Все мы видели это маленькое оповещение в самолетном туалете: «Для удобства следующего пассажира, пожалуйста, протрите полотенцем раковину». Самолеты – занятные теплицы цивилизованного поведения. Стесняющие и гомогенизирующие, лишающие вас возможности наведаться в туалет, не побеспокоив соседа, стискивающие без возможности поерзать, воздушные путешествия осуществимы лишь при условии заведомо хорошего поведения. Формы этого добрососедства скрупулезно – в дюймах – просчитаны, в среде, в которой разделение публичного и личного сведено к минимуму в контексте пространства для ног и рук, деликатной необходимости спать рядом с чужим человеком, безусловном требовании держать место в чистоте и порядке, не обращая внимания на неотступный взгляд вашего соседа по ряду с угрожающего вида остроносыми ботинками.
Момент истины настал для меня несколько лет назад, когда я стоял в самолетной уборной. Я закончил мыть руки и протер бумажным полотенцем нержавеющую раковину. Я тер ее до тех пор, пока мокрые пятна не исчезли и с самой раковины, и со столешницы, а потом принялся за зеркало. Потом я обнаружил, что сижу на полу, со свежим полотенцем в руках и вытираю его досуха. Вдруг я осознал: я согнулся в три погибели в уборной «Боинга-767», в руке у меня бумажное полотенце и я натираю им пол. Неужели мой невроз нынче разыгрался сильнее обычного? Не думаю, что мой жест был проявлением чистого бессребреничества – ведь предназначался он не только следующему пассажиру, но и служил своего рода посланием пассажиру предыдущему, проявившему небрежность, хотя он никак не мог его видеть и оценить.
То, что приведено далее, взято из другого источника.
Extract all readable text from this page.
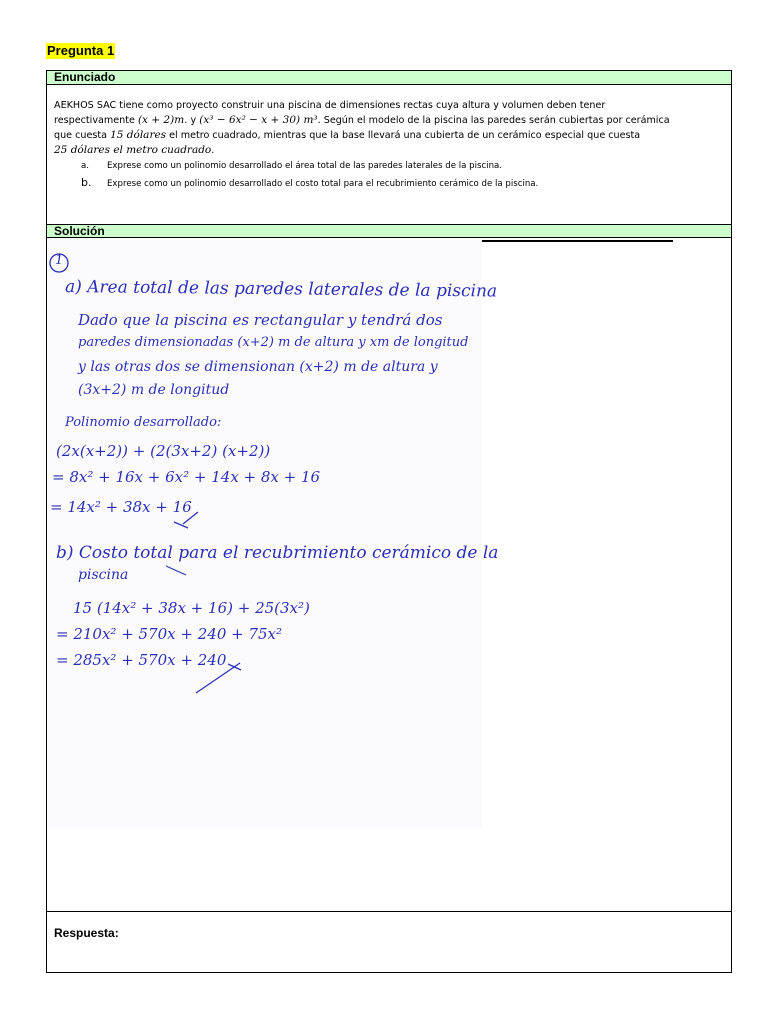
Pregunta 1
Enunciado
AEKHOS SAC tiene como proyecto construir una piscina de dimensiones rectas cuya altura y volumen deben tener
respectivamente (x + 2)m. y (x³ − 6x² − x + 30) m³. Según el modelo de la piscina las paredes serán cubiertas por cerámica
que cuesta 15 dólares el metro cuadrado, mientras que la base llevará una cubierta de un cerámico especial que cuesta
25 dólares el metro cuadrado.
a.	Exprese como un polinomio desarrollado el área total de las paredes laterales de la piscina.
b.	Exprese como un polinomio desarrollado el costo total para el recubrimiento cerámico de la piscina.
Solución
1
a) Area total de las paredes laterales de la piscina
Dado que la piscina es rectangular y tendrá dos
paredes dimensionadas (x+2) m de altura y xm de longitud
y las otras dos se dimensionan (x+2) m de altura y
(3x+2) m de longitud
Polinomio desarrollado:
(2x(x+2)) + (2(3x+2) (x+2))
= 8x² + 16x + 6x² + 14x + 8x + 16
= 14x² + 38x + 16
b) Costo total para el recubrimiento cerámico de la
piscina
15 (14x² + 38x + 16) + 25(3x²)
= 210x² + 570x + 240 + 75x²
= 285x² + 570x + 240
Respuesta:
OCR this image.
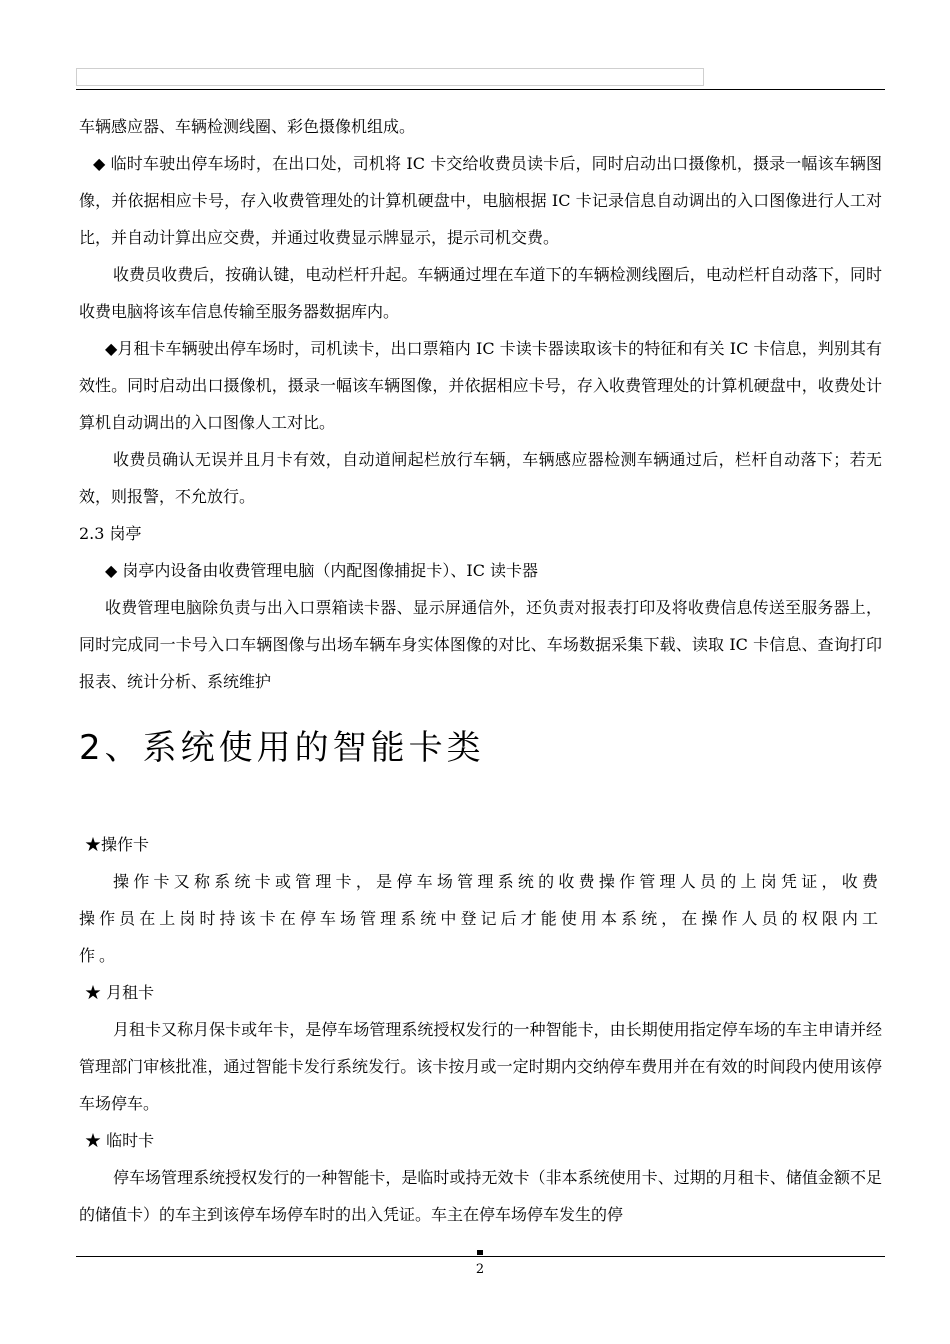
车辆感应器、车辆检测线圈、彩色摄像机组成。

◆ 临时车驶出停车场时，在出口处，司机将 IC 卡交给收费员读卡后，同时启动出口摄像机，摄录一幅该车辆图像，并依据相应卡号，存入收费管理处的计算机硬盘中，电脑根据 IC 卡记录信息自动调出的入口图像进行人工对比，并自动计算出应交费，并通过收费显示牌显示，提示司机交费。

收费员收费后，按确认键，电动栏杆升起。车辆通过埋在车道下的车辆检测线圈后，电动栏杆自动落下，同时收费电脑将该车信息传输至服务器数据库内。

◆月租卡车辆驶出停车场时，司机读卡，出口票箱内 IC 卡读卡器读取该卡的特征和有关 IC 卡信息，判别其有效性。同时启动出口摄像机，摄录一幅该车辆图像，并依据相应卡号，存入收费管理处的计算机硬盘中，收费处计算机自动调出的入口图像人工对比。

收费员确认无误并且月卡有效，自动道闸起栏放行车辆，车辆感应器检测车辆通过后，栏杆自动落下；若无效，则报警，不允放行。

2.3 岗亭

◆ 岗亭内设备由收费管理电脑（内配图像捕捉卡）、IC 读卡器

收费管理电脑除负责与出入口票箱读卡器、显示屏通信外，还负责对报表打印及将收费信息传送至服务器上，同时完成同一卡号入口车辆图像与出场车辆车身实体图像的对比、车场数据采集下载、读取 IC 卡信息、查询打印报表、统计分析、系统维护

2、系统使用的智能卡类

★操作卡

操作卡又称系统卡或管理卡，是停车场管理系统的收费操作管理人员的上岗凭证，收费操作员在上岗时持该卡在停车场管理系统中登记后才能使用本系统，在操作人员的权限内工作。

★ 月租卡

月租卡又称月保卡或年卡，是停车场管理系统授权发行的一种智能卡，由长期使用指定停车场的车主申请并经管理部门审核批准，通过智能卡发行系统发行。该卡按月或一定时期内交纳停车费用并在有效的时间段内使用该停车场停车。

★ 临时卡

停车场管理系统授权发行的一种智能卡，是临时或持无效卡（非本系统使用卡、过期的月租卡、储值金额不足的储值卡）的车主到该停车场停车时的出入凭证。车主在停车场停车发生的停

2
Самолетный туалет – миниатюрная поведенческая лаборатория, схема «стимул – ответ» высокой степени точности. Есть несколько побудительных мотивов: небольшая надпись, призывающая вас протереть раковину; сама ситуация уборной, ваше собственное чувство общности с другими путешественниками, природный альтруизм и, разумеется, вероятность того, что кто-то из следующих посетителей может прямо обвинить вас в нечистоте, даже если в этом нет вашей вины. В общем, система работает. Она может давать сбой в условиях перенаселенности, и туалеты в конце длительного путешествия широкофюзеляжного «джамбо» с детьми на борту могут выглядеть ужасающе, но очень часто люди ведут себя весьма разумно.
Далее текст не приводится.